Project

General

Profile

Feature #2915

Feature #2816: Device-side update&constraits, buffer ops and multi-gpu comms

GPU direct communications

Added by Alan Gray 6 months ago. Updated about 1 month ago.

Status:
New
Priority:
Normal
Assignee:
-
Category:
-
Target version:
-
Difficulty:
uncategorized
Close

Description

Part of this family of developments involves enablement of direct communications between GPU memory spaces. This issue is to discuss common sub-issues related to the development of these new features.

TODO
  • Investigate if GPU halo exchange inter-GPU sync in thread MPI case can be made more lightweight with cuStreamWaitValue32 (or similar). (done with MPI exchange of pointers to events, with remote event enqueued to stream).

Subtasks

Task #2965: Performance of GPU direct communicationsNew
Task #3082: move launch/synchronization points to clarify task dependenciesNew
Feature #3087: enable GPU peer to peer accessNew

Related issues

Related to GROMACS - Feature #2891: PME/PP GPU communications New

Associated revisions

Revision 8f42be1e (diff)
Added by Alan Gray about 1 month ago

GPU halo exchange

Activate with GMX_GPU_DD_COMMS environment variable.

Class to initialize and apply halo exchange functionality directly on
GPU memory space.

Fully operational for position buffer. Functionality also present for
force buffer, but not yet called (awaiting acceptance of force buffer
ops patches).

Data transfer for halo exchange is wrapped and has 2 implementations:
cuda-aware MPI (default with "real" MPI) and direct cuda memcpy
(default with thread MPI). With the latter, the P2P path will be taken
if the hardware support it, otherwise D2H,H2D.

Limitation: still only supports 1D data decomposition

TODO: implement support for higher numbers of dimensions.
TODO: integrate call to force buffer halo exchange, when force buffer ops
patches accepted.

Implements part of #2890
Associated with #2915

Change-Id: I8e6473481ad4d943df78d7019681bfa821bd5798

Revision 44f607d7 (diff)
Added by Alan Gray 7 days ago

GPU halo exchange

Activate with GMX_GPU_DD_COMMS and GMX_USE_GPU_BUFFER_OPS environment
variable.

Class to initialize and apply coordinate buffer halo exchange
functionality directly on GPU memory space.

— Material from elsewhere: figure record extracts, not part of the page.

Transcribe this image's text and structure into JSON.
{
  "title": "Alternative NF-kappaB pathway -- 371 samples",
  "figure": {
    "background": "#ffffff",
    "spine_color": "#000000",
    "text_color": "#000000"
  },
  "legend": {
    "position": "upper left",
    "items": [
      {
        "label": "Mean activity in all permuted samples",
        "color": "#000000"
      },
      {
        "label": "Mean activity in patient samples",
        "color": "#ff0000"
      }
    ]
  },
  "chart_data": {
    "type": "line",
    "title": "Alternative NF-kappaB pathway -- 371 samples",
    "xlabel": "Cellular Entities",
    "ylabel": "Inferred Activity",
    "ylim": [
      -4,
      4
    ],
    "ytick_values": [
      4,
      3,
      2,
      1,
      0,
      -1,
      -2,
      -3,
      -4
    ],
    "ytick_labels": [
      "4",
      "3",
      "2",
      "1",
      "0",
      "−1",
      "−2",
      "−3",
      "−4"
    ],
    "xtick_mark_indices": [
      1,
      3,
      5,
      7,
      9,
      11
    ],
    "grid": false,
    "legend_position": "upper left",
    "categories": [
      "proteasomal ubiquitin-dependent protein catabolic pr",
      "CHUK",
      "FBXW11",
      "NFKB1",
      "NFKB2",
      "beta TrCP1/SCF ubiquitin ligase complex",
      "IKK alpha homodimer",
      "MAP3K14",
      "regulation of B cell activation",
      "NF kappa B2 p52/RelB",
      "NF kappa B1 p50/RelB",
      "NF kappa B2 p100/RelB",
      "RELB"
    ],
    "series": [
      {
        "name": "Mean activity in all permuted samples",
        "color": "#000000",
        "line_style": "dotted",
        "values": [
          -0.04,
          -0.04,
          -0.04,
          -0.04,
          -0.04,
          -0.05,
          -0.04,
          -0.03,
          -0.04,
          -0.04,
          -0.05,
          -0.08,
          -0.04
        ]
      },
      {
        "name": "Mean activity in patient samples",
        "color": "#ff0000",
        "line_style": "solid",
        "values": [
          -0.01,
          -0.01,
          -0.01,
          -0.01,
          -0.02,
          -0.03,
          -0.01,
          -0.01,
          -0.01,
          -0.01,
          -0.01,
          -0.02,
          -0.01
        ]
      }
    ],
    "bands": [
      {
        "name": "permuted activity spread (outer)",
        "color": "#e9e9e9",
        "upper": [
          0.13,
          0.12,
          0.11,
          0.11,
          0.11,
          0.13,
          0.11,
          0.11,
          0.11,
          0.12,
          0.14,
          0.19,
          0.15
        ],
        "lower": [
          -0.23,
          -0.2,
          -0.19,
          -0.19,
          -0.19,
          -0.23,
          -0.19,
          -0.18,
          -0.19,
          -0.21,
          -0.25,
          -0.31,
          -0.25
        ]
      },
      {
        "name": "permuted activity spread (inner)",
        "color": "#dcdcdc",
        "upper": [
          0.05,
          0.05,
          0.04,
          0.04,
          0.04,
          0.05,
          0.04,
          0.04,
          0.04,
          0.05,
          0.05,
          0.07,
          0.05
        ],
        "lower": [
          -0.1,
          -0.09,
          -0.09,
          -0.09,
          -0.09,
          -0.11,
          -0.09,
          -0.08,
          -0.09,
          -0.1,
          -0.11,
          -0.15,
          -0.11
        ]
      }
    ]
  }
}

Currently only supports direct cuda memcpy, and relies on thread MPI
being in use.

Updated gpucomm testing matrices to cover non-GPU case.

Limitation: still only supports thread MPI, 1D data decomposition and
only coordinate halo exchange

Implements part of #2890
Associated with #2915

Change-Id: I8e6473481ad4d943df78d7019681bfa821bd5798

History

#1 Updated by Alan Gray 6 months ago

Szilard wrote (copying from issue 2891):

How do we provide fallbacks for when i) no MPI is used ii) no CUDA-aware MPI is used?

- For the former, with tMPI I assume we can have a GPUDirect-based fallback.

Yes, we need to make threadMPI CUDA-aware. Jon did some work on this a while ago - I need to review what is there.

- For the latter, how do we detect that we have a CUDA-aware MPI? What happens if we don't and the proposed code is invoked?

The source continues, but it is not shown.